Fighting with my Boyfriend
Visitor's Question from a 13-15 year old Femaleif i stay with my boyfriend after plenty of fights does that make me naive?
RomanceClass.com AdviceWell, millions of women out there are with fighting boyfriends so no, that doesn't make you naive. And I have to point out that it takes two to fight :) So there is something wrong with the whole way you two interact with each other, if it constantly gets to the point that a discussion turns into yelling and screaming. If he is HITTING you then YES GET AWAY. Hitting does NOT stop, it only stays the same or gets worse over time, and the longer you stay, the harder it is to escape. LEAVE if he is at all physically harming you.
But let's assume it's just yelling and screaming. You have to stop the cycle now, because the more it becomes "normal" the harder it is to stop it. The couples that work together the best are best friends. This means they respect each other and always love each other, even when they disagree. This means they do NOT scream at each other. If the only way you can convince your partner of something is to be louder than they are, you're not making your point well.
So have a good dinner together and then sit down with him to talk. Explain that you know that these fights harm your relationship and that you want to do your part so that you don't fight any more. Again, fighting takes two people. So say that from this point forward, if you feel things getting tense, you're going to ask for a timeout until you can both discuss it again reasonably. That you're doing this for BOTH of you, because you care about the relationship so much and want it to last. He can say "OK I will try too" (which would be great) or "Let's see how long you last" (which would be rather unsupportive) but in any case you've told him.
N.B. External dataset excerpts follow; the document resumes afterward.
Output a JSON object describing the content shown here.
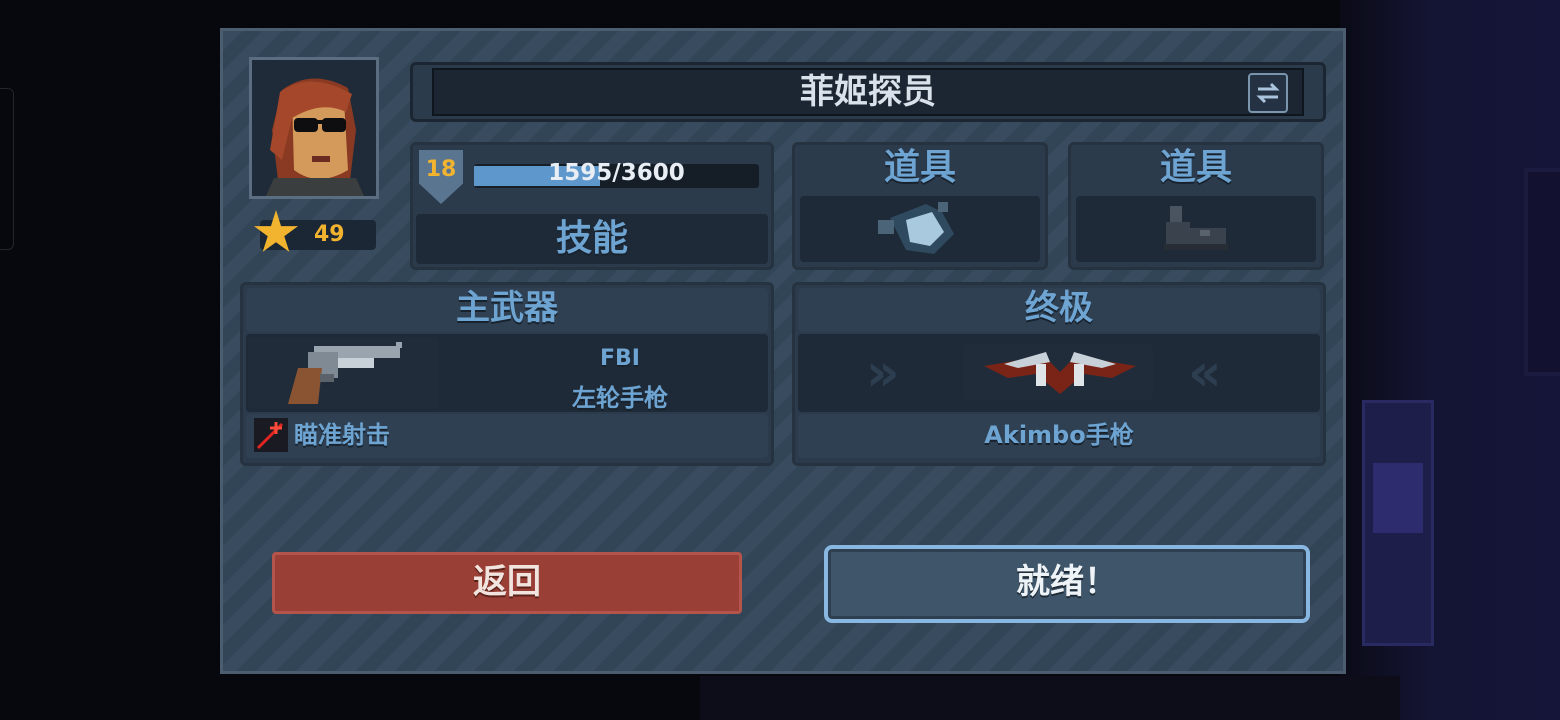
{
  "character": {
    "name": "菲姬探员",
    "stars": "49",
    "level": "18",
    "xp_text": "1595/3600",
    "xp_fraction": 0.443
  },
  "labels": {
    "skill": "技能",
    "item1": "道具",
    "item2": "道具",
    "primary_weapon": "主武器",
    "ultimate": "终极"
  },
  "primary_weapon": {
    "brand": "FBI",
    "name": "左轮手枪",
    "perk": "瞄准射击"
  },
  "ultimate": {
    "name": "Akimbo手枪"
  },
  "buttons": {
    "back": "返回",
    "ready": "就绪！"
  },
  "icons": {
    "swap": "swap-arrows-icon",
    "star": "star-icon",
    "item1": "grenade-icon",
    "item2": "boot-icon",
    "weapon": "revolver-icon",
    "ultimate": "dual-pistols-icon",
    "perk": "aim-shot-icon"
  },
  "colors": {
    "accent": "#5d97cc",
    "gold": "#f2b32e",
    "back_button": "#9a3f35",
    "ready_border": "#88b7e2"
  }
}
The next time you feel voices start to raise, close your mouth and count to ten. You could be PERFECTLY RIGHT in the argument. It doesn't matter. The point isn't this one argument. The point is your entire life with this guy and how you want to live it. So explain that you're going to go work on something else (read, take a bubble bath etc) and that you two can work it through later on. Nothing in life is so immediate that it HAS to be fought about that very second. Yes, this requires sacrifice. It could be something that you feel very strongly about and that you feel he is completely wrong about. But it doesn't matter. Your aim is to have a long term, loving relationship with this guy. And that does not involve fighting. So one of you has to not fight with the other, and if it's going to be you, so be it.
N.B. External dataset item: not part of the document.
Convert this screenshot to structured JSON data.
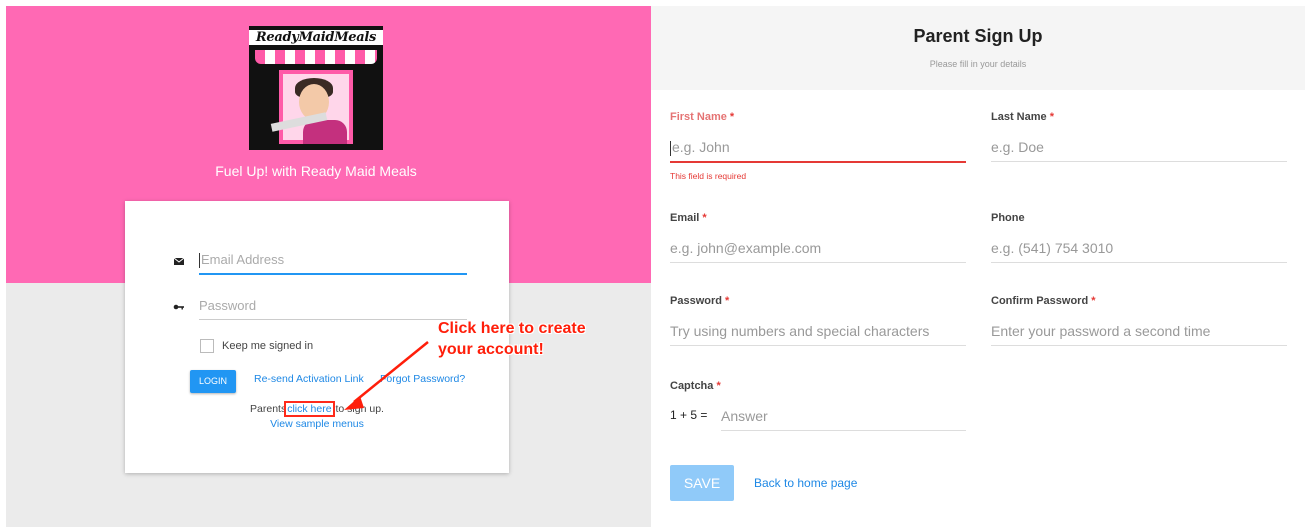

Hopefully after a few times of this, the dynamic of your discussions will change. Instead of jumping to a full blown screaming match, you'll both SEE when it crosses that line and back off a bit. Really, after a bit of practice, it becomes really easy and you'll be amazed that you used to scream at each other all the time. And your relationship is SO much better when you don't have part of it tinged with "he can scream at me sometimes." Love is supposed to be fully supportive, not something that is sometimes-nice, sometimes-really-painful.